Frequency of treatment:
three times at 24-hour interval
Post exposure period:
24 hours
Doses / concentrations
Remarks:
Doses / Concentrations:
312.5 and 625 mg/kg bw
Basis:
actual ingested
exposure: 3 days
No. of animals per sex per dose:
5
Control animals:
yes, concurrent vehicle
Positive control(s):
The positive control animals received injections of cyclophosphamide (15 or 25 mg/kg).

Examinations

Tissues and cell types examined:
The animals were killed 24 hours after the third dosing, and blood smears were prepared from bone marrow cells obtained from the femurs. Air-dried smears were fixed and stained. 2000 polychromatic erythrocytes (PCEs; reticulocytes) were scored for the frequency of micronucleated cells in each of up to five animals per dose group. In addition, the percentage of PCEs among the total erythrocyte population in the bone marrow was scored for each dose group as a measure of toxicity.
Evaluation criteria:
In the micronucleus test, an individual trial is considered positive if the trend test P value is less than or equal to 0.025 or if the P value for any single dosed group is less than or equal to 0.025 divided by the number of dosed groups. A final call of positive for micronucleus induction is preferably based on reproducibly positive trials. Ultimately, the final call is determined by the scientific staff after considering the results of statistical analyses, the reproducibility of any effects observed, and the magnitudes of those effects.
Statistics:
The frequency of micronucleated cells among PCEs was analyzed by a statistical software package that tested for increasing trend over dose groups with a one-tailed Cochran-Armitage trend test, followed by pairwise comparisons between each dosed group and the control group (Integrated Laboratory Systems (ILS), Micronucleus Data Management and Statistical Analysis Software, Version 1.4. ILS, Inc., P.O. Box 13501, Research Triangle Park, NC 277071990, 1990).

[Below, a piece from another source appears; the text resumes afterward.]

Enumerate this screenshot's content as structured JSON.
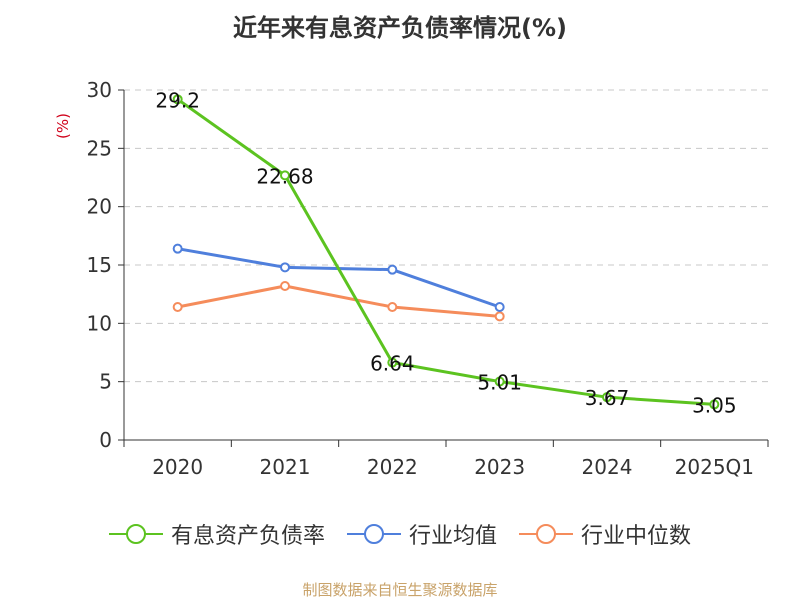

In the presence of excess binomial variation, as detected by a binomial dispersion test, the binomial variance of the Cochran-Armitage test was adjusted upward in proportion to the excess variation.

Results and discussion

Test results
Sex:
male
Genotoxicity:
negative
Toxicity:
no effects
Vehicle controls validity:
valid
Negative controls validity:
not applicable
Positive controls validity:
valid
Additional information on results:
In vivo, no significant increases in the frequencies of micronucleated PCEs (reticulocytes) were observed in bone marrow of male F344/N rats administered androstenedione (312.5 or 625 mg/kg) by gavage once daily for 3 days. No significant changes in the percentages of PCEs among total erythrocytes were seen in the rats, suggesting no androstenedione-associated toxicity in the bone marrow.

Applicant's summary and conclusion

Conclusions:
negative
Executive summary:

Cited from NTP-report:

"No significant increases in the frequencies of micronucleated polychromatic erythrocytes, indicators of chromosomal damage, were observed in bone marrow of male rats administered androstenedione by gavage once daily for 3 consecutive days."